A wide range of approaches to review and appeal rights of regulatory decisions exists internationally, an Australian research paper on regulation has found. The paper's findings are worth considering after the lengthy and intensive High Court decision on merits review of input methodologies decided last year.
A major debate in recent years in New Zealand has been over the need for, and scope of, merits review of regulatory decisions. In the electricity sector there was a strong push for merits review of Commerce Commission decisions under the regulatory control provisions of the Commerce Act, resulting in the merits review provisions currently in part 4 of the Commerce Act 1986.
The paper, from the Australian Competition and Consumer Commission and its energy regulator, surveys the regulation of infrastructure in 17 countries, including New Zealand and the ten largest economies in the OECD. While the paper does not attempt to define best practice, it provides a very helpful summary of the different approaches to regulation across the 17 surveyed countries.
The paper shows that merits review of input methodologies, and the ways in which it is limited, are not unusual.
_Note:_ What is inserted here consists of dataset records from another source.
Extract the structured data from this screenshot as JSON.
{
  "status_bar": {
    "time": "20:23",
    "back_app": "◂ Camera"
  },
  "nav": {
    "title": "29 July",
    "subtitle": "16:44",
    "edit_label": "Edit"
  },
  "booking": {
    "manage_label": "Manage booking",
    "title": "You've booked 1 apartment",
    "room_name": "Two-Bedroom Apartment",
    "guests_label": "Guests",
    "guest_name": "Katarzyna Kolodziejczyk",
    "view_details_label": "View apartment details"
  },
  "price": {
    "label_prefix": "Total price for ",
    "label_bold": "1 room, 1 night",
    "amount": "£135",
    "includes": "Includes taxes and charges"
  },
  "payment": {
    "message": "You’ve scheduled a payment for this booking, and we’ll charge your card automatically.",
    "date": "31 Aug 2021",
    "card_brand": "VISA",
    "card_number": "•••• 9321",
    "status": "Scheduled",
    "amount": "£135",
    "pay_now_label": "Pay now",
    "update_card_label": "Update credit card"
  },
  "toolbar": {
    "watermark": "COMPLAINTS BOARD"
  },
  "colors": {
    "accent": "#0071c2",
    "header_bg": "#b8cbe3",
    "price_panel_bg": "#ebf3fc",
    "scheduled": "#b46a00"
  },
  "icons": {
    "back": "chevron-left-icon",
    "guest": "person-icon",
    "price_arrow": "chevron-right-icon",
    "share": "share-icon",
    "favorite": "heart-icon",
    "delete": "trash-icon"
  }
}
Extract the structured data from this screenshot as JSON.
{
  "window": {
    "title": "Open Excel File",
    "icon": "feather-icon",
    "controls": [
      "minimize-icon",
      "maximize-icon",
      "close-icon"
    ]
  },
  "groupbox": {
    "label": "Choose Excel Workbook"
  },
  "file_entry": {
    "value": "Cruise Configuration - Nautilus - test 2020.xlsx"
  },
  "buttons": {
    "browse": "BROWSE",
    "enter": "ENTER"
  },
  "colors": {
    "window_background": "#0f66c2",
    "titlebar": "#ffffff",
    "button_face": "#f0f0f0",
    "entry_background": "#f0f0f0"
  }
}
Equally, it shows that broader merits review rights exist in some countries. However, even then, limitations often apply to ensure decisions are made relatively quickly and regulatory certainly is achieved.
The infrastructure areas covered by the paper are energy, telecommunications, postal services, water and wastewater, rail, airport and ports.
Merits review typically involves a review or appeal of not only the process of a decision (as in a judicial review), but also the substantive decision itself. It usually enables the review body to reconsider the entire decision, including whether it was the right or best decision to make.
The Australian paper found that appeal and/or review rights are common across the different countries surveyed, but there are a range of different appeal mechanisms, standards, scope, and other matters. Looking at some of these more closely, the paper found:
- most countries have at least a base level of judicial review, examining whether the regulator had acted within its powers, acted appropriately, and not otherwise violated relevant laws
- in many countries, courts will defer on judgment issues to the mandate and expertise of the regulatory body. This has been evident, for example, in some New Zealand judicial review decisions but also occurs overseas
- some jurisdictions allow substantive review of decisions, but the scope is often limited in order to provide regulatory certainty and timeliness. In New Zealand, for example, merits review of Commerce Commission decisions in the electricity sector is limited to reviewing input methodologies and has other constraints. Merits review is similarly limited in Ireland, but the Netherlands allow substantive review of most regulatory decisions
- it is reasonably common to restrict merits review by limiting the grounds (this occurs in Canada) or the evidence that can be considered (this occurs in the US and New Zealand, in different ways)
- the body undertaking the review can differ, from internal reviews within the principal regulatory body, either in full (eg as in the Netherlands) or for some decisions (eg as in the telecommunications sector in New Zealand), to specialist tribunals, to the ordinary courts. In some countries, appeal is to a government minister or the government itself
- the standard of merits review, or level of scrutiny applied can differ. In New Zealand, input methodologies can only be overturned in favour of a new methodology that is materially better. In the UK, while the Competition Appeals Tribunal has a full-merits review power for some decisions, it tends to defer to the decision-maker
- it is common to set time limits on taking appeals and reviews, to provide regulatory certainly, and to limit the stages of appeal
- in some countries the only option is to appeal or review all of a decision, with the risk that the decision could be remade in a way that is even worse for the appellant, while other counties allow cherry-picking of aspects of a decision
Overall, the paper found that the availability of judicial review and merits review enhanced the credibility of regulations. It also noted that decisions on the above matters often had an affect on the incentives on parties to appeal decisions. For example, the risk that a decision could be made again entirely (and thereby become even worse for an appellant) often weighed against taking appeals.
The paper also considered a number of the issues, including the very interesting issue of whether industry regulators should be stand-alone or combined within the general competition regulator.